Nomura recorded the league’s second-most home runs with 657 during his 25-year-long career as a catcher, and appeared in more than 3,000 games as both a player and a manager, a first in the baseball world.
But it is not due to those numbers that he is so respected, rather the fact he has shown a distinctive talent for giving a fresh breath of life to struggling baseball clubs. Looking at his career as a manager, he only had two more wins than he lost, recording 1,565 wins, 76 draws and 1,563 losses while managing 3,204 games. Percentage-wise, he had a 50.03 winning record, but baseball writer Kim Sik believes Nomura’s record is one of the most prestigious feats in the NPB as it was mainly the result of the weak confounding the strong.
Kim highlights the retired baseball legend’s knack for defeating stronger teams, and how his leadership transformed weak teams into stronger ones, with his own vision in his latest book, “Baseball Manager Nomura, The Weak Beat The Strong,”
In Korea, the Japanese manager is known as a role model for Kim Sung-geun, a star manager who led the SK Wyverns of the Korea Baseball Organization (KBO) to win Korean Series titles in 2007, 2008 and 2010. Now as a manager of the Hanwha Eagles, Kim has been the most-talked-about baseball manager this season after lifting the worst team in four of the past five seasons up to fifth place in the 10-team league.
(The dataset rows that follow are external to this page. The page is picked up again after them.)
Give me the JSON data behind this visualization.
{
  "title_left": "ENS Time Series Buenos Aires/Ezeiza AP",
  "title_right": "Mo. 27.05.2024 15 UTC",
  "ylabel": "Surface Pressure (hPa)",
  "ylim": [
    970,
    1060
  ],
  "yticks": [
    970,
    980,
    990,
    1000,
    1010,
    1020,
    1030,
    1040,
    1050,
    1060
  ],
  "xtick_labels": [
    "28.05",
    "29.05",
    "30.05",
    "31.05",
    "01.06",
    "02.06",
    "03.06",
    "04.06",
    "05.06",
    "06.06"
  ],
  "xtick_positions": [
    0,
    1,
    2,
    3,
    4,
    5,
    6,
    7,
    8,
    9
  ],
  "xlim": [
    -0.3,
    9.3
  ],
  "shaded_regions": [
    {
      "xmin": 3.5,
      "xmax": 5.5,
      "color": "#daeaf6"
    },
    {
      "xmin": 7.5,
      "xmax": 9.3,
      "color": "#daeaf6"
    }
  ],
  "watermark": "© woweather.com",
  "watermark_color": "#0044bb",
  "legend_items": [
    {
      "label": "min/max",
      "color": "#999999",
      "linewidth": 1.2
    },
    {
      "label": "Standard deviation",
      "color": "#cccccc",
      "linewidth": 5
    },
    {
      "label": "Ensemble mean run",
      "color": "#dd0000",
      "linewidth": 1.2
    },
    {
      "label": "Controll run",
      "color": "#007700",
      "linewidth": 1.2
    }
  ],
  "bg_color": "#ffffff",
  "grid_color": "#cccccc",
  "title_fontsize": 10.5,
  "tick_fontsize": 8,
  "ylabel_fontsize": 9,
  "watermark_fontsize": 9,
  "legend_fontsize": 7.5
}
In his recommendation letter, Kim confesses he has read every book of Nomura to learn his secrets for winning and ways to become a reliable leader.
“Baseball is a sport where you risk failure. It is necessary to overcome failures. Nomura has claimed it is important to figure out the reasons when you fail at something. If you know the reason why you experience failure, it reduces the chances that you will fail again the next time,” he writes.
The author obviously walks a tightrope in trying to balance the tone and character of his book so it is part self-help book that is interesting to the general public, and part critical biography primarily suited for avid baseball fans. But one thing is sure: the book clearly delivers the legendary manager’s firm philosophy that everyone always starts after failing at something.